The reason for this buildup is due to coolant leaking out of the cracked EGR Cooler and mixing with the exhaust gases that are being used to dilute the pre-combustion air-fuel mixture. This creates a sludge-like coating that attaches to the intake and runners that feed the cylinders the mixture. This sludge can build so thick, it can slowly choke, or deprive the cylinders of the correct air-fuel mixture. This results in lower cylinder contribution and the other cylinders need to carry the demanded load of the engine.
What causes the EGR Cooler to crack?
The Engine Oil Cooler comes into play as a contributing cause to EGR Cooler cracks. The Engine Oil Cooler is similar in design and uses engine coolant to cool the engine oil as well. Generally – and typically due to lack of routine oil changes – the dirty oil passing through the engine Oil Cooler leaves deposits (caused by the excessive heat buildup in the oil) that formulate and eventually choke off the oil flowing through the cooler. This results in higher engine temperatures and a heavily taxed cooling system that is continually trying to reduce the engine oil temperature but simply cannot keep up and overheats as well. This excessive coolant temperature causes the EGR Cooler to crack thereby introducing coolant into the intake mixture and creating the sludge.
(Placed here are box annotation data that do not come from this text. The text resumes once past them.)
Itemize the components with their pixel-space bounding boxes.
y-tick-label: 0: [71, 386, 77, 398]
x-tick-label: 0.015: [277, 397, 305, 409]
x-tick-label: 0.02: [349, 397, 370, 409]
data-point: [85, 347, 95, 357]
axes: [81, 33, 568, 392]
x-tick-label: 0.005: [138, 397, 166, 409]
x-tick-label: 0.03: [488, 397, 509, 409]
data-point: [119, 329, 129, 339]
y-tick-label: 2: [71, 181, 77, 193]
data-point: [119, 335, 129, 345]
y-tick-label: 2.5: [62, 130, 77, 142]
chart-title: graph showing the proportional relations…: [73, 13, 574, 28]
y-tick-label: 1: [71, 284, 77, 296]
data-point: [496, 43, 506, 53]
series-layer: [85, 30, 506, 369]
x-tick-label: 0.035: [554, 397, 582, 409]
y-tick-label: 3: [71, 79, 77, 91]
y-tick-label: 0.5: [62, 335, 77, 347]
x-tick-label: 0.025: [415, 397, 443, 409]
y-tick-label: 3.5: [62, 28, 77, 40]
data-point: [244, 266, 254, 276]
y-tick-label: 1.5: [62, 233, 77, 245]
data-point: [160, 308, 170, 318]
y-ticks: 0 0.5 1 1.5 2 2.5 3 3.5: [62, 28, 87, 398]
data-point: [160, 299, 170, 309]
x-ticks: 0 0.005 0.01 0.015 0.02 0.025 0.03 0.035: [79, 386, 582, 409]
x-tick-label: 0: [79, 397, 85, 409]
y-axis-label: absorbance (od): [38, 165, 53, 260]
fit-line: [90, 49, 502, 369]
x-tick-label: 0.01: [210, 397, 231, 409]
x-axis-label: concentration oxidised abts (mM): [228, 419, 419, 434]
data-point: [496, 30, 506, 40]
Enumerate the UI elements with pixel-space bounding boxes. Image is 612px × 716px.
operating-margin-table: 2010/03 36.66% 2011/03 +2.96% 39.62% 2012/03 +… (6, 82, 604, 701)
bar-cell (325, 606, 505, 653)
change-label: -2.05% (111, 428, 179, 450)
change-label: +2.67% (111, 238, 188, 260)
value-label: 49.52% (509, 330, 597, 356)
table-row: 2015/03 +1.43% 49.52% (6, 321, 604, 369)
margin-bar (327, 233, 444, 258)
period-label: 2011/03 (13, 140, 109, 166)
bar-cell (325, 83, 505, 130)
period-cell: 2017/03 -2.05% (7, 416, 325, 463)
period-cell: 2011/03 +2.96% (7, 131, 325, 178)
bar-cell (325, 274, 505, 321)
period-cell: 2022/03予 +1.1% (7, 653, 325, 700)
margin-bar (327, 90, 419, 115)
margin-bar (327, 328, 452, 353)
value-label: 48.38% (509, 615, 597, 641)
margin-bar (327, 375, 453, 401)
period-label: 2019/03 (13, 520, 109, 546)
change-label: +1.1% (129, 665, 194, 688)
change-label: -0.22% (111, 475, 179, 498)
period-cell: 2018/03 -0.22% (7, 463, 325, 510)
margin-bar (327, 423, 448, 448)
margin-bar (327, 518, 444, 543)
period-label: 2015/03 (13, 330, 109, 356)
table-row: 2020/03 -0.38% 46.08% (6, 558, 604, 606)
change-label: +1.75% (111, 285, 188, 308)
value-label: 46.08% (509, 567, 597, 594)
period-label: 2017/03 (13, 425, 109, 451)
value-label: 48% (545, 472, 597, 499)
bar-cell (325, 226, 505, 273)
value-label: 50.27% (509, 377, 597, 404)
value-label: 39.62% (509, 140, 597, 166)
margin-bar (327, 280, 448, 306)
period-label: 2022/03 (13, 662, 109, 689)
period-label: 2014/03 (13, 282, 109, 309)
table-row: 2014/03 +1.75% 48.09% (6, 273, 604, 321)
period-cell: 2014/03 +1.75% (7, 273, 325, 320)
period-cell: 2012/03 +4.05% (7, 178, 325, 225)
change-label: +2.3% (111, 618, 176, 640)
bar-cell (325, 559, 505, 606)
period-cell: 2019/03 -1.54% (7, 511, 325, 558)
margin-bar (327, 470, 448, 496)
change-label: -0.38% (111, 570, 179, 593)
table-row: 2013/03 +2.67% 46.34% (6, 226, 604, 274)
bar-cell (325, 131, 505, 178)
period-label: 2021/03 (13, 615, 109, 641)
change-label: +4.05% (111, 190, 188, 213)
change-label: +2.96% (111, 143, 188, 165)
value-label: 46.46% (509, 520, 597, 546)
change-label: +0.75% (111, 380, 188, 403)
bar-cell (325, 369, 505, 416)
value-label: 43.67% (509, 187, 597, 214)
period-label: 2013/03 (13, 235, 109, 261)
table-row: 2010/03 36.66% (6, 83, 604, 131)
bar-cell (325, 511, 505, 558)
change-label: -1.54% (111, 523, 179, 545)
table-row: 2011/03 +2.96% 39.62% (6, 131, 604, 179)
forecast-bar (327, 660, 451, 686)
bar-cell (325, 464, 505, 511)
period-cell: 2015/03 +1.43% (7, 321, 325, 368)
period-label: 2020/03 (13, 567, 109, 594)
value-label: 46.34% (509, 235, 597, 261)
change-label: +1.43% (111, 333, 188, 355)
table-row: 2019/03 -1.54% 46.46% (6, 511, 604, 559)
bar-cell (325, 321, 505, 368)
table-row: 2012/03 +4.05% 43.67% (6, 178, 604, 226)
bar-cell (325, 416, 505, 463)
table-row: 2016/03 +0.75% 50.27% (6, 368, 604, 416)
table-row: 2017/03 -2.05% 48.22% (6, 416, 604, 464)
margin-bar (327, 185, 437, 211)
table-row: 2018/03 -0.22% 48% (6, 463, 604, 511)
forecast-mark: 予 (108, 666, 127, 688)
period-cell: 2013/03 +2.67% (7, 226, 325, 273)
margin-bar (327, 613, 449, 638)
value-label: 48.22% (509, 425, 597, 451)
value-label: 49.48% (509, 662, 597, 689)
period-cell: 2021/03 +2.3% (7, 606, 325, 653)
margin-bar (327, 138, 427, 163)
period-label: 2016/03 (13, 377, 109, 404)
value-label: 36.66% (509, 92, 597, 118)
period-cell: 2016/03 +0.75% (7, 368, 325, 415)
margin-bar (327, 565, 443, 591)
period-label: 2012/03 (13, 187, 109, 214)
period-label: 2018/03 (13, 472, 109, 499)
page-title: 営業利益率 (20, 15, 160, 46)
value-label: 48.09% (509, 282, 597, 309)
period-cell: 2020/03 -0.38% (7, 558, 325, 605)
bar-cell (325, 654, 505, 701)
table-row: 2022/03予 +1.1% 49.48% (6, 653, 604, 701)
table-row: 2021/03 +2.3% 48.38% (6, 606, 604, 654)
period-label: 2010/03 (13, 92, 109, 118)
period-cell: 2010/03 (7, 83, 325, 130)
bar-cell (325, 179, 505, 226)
It is important that we understand that this is only one of the causes for this scenario to play out. There are other issues that can contribute to EGR failure as well. One being electrolysis.
What is Electrolysis?
Electrolysis occurs in the cooling system coolant whereby small amounts of electrical current builds up in the coolant and causes it to act acidic in nature. Acidity degrades the coolant and causes corrosion buildup in the cooling system. This can cause blocked passages in the EGR Cooler and cause cracks as well.
Without going further in-depth, the main problem is normally due to a lack of required maintenance.
The Importance of Proper Maintenance
Lack of proper maintenance often leads to a very expensive repair. In the case of our scenario, this usually means the Oil Cooler, EGR Cooler, and EGR Valve requires replacement. On top of those costs, the intake manifold is usually sent out to be “Hot-Tanked” which removes all the internal buildup inside the manifold restoring it to near new condition.
In rare cases, the removal of the cylinder heads may also be required. This is required when the cylinder head intake runners also fill with this buildup. When this happens, we must send out the cylinder heads for “Hot-Tanking” along with the manifold.
Keep Your Diesel Vehicle on the Road and Out of the Repair Shop
We can guarantee you that our Tierra Del Sol Automotive technicians prefer that you stay on top of our recommended maintenance schedules to help prevent these problems from occurring in the first place. You can avoid many time-consuming, difficult, and expensive repairs to your diesel vehicle with proper maintenance.